その時にテレビ局のヘリコプターが天守閣に迫り、アナウンサーがマイクを向ける。「新玄さん、どーもぉ、私どもBUSではただ今全国に向けてライブ中継をしています。新玄さん、今のお気持ちを一言」

「おぬしなにゆえ、鉄の鳥に乗っておる」

「いや、これはヘリコプターと言いまして……」

「なに? 減る子豚? なぜ子豚が空を飛ぶのじゃ」とトンチンカンな会話。


山のような見物人たちはその後も数を増しにわか作りの売店が軒を連ねる。


「新玄餅」

「新玄のポスター」

「よみがえりのお札」

「ラストさむらいラーメン」

「死なないクッキー」

「魂焼きそば」


その時、数台のドローンが天守閣になだれこむ。「うむ、鉄の小鳥を放ったな! 切れ!」


その後、外からは天守閣までも放水が続く。

「かくなるうえはこちらも飛び道具じゃ。一斉に矢を射るのじゃあ!」

ところが矢をかまえる度にジェット放水の水が武士たちを襲うのでなかなか矢を射ることができない。

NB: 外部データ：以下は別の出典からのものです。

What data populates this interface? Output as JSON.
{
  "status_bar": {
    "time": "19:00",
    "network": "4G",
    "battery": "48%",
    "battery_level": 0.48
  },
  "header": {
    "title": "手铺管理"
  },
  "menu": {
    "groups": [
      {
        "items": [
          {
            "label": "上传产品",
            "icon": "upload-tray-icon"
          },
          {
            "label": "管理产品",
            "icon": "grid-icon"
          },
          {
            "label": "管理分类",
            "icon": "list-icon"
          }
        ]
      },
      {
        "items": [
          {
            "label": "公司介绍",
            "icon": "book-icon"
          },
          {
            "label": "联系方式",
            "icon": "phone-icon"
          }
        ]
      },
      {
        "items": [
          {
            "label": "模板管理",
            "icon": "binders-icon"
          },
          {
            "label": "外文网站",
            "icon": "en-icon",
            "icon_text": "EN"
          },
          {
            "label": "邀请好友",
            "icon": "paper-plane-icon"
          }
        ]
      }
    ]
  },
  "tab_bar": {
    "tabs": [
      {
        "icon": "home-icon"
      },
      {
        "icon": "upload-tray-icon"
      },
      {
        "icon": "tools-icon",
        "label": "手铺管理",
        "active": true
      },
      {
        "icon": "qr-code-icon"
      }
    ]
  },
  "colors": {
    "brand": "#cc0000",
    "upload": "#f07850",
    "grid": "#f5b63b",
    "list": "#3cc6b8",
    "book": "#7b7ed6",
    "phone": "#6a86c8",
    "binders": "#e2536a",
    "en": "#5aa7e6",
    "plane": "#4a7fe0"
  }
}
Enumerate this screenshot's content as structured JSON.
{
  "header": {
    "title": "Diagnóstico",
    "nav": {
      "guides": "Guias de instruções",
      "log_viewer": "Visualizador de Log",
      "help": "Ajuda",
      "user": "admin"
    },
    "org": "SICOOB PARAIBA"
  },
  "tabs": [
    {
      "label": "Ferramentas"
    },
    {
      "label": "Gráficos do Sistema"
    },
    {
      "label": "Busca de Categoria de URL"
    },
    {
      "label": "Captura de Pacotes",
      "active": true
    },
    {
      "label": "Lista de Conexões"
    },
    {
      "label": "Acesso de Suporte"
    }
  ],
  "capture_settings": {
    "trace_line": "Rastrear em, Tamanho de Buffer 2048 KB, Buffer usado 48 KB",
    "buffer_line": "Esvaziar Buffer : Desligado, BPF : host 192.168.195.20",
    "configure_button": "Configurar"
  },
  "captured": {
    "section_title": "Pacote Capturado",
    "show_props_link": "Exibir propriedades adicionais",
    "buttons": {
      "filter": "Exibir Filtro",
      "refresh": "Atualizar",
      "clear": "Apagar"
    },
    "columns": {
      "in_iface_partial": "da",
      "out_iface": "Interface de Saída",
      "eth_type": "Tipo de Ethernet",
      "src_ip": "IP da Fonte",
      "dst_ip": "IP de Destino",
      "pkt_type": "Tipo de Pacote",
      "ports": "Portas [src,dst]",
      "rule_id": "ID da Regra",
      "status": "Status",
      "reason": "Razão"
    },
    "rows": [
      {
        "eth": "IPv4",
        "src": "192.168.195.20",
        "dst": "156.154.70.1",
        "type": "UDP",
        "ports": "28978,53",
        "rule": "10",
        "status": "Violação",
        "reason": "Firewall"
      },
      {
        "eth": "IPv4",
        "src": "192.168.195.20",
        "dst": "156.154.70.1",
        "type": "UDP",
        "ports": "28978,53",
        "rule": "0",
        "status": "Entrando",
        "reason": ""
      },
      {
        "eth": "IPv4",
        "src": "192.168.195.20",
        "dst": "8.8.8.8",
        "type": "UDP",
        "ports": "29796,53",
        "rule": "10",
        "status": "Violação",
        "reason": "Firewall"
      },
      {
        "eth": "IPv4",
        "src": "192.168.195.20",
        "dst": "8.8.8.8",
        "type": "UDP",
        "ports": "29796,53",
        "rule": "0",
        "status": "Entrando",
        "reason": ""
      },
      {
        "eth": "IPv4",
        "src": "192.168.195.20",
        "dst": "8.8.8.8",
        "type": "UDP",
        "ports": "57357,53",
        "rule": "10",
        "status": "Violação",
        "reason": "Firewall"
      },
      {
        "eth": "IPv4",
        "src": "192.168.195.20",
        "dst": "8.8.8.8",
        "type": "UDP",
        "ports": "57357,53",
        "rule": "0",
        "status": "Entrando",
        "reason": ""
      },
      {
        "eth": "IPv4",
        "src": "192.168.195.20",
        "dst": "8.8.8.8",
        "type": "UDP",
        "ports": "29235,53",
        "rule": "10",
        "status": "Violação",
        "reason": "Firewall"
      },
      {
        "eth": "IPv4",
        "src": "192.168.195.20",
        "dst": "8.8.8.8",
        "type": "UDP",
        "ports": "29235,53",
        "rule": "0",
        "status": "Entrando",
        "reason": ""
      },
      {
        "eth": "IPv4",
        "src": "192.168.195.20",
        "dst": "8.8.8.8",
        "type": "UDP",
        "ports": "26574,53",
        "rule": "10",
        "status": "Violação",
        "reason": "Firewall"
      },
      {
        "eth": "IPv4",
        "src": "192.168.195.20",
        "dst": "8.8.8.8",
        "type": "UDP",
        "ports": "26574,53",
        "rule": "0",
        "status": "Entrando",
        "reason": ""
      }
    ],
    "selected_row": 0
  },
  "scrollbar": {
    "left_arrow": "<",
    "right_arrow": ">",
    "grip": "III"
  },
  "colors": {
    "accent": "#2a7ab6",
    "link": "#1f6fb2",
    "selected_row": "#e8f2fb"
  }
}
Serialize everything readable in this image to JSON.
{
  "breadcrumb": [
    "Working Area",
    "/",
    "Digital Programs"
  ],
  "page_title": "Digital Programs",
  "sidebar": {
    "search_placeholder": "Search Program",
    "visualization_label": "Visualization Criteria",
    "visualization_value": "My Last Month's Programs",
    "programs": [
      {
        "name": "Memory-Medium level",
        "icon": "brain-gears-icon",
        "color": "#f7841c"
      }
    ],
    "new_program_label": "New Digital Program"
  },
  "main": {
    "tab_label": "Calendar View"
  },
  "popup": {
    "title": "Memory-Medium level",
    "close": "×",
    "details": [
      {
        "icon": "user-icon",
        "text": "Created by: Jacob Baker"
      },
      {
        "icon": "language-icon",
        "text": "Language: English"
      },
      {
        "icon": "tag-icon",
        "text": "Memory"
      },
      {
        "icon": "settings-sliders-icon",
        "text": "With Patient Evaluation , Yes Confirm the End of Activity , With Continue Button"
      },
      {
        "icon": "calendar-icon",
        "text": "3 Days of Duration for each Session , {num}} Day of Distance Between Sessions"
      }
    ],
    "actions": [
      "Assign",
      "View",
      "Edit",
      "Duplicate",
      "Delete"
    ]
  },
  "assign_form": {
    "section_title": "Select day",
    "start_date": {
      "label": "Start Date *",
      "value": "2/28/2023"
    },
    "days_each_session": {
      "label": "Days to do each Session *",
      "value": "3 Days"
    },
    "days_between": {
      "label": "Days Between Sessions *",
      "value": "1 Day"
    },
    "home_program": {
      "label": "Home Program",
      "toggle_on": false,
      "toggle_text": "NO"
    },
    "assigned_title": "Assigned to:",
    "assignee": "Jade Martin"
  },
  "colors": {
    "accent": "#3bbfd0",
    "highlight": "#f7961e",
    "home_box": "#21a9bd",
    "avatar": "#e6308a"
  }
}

「NHCにはただいま安倍川持知夫首相の記者会見の模様が入ってまいりました。


『えー、ただいま古城で起こっている出来事はたいへん異例なことでありまして、ですね、現在、政府部内でも今後の対策に対する意見が割れておりまして、ですね、この件に関しましては、ですね、有識者の方にご参加いただきまして早急かつ慎重に、ですね、結論の方向性を定めたうえに、ですね、』


ということですが、結局、何を言っているのか分からない状況です。以上首相官邸から山川がお伝えしました」


そんな時に市役所に吉報が届く。

この騒動を受けて諦めかけていた世界遺産への登録が決まったというのだ。

市長みずから古城に出向き、このことを拡声器を通して武士たちに告げる。


「たった今、この城は世界遺産に登録されました。だから城はこのまま存続します。あなた方は安心して成仏してください」


新玄は「これはワナかも知れぬ。徹底抗戦あるのみじゃ」と言い騎馬部隊を編成して機動隊の盾目掛けて突進。


「中央突破じゃあ!」

市長と市の職員はびっくり。

「げっ、騎馬隊が町になだれこんだら大混乱になる」


が、ちょうどその時に共同墓地が完成してお坊さんがお経をあげ始めた。

するとあら不思議、武士たちは馬と共に魂に戻り天守閣から共同墓地に流されていった。やれやれ、めでたしめでたし。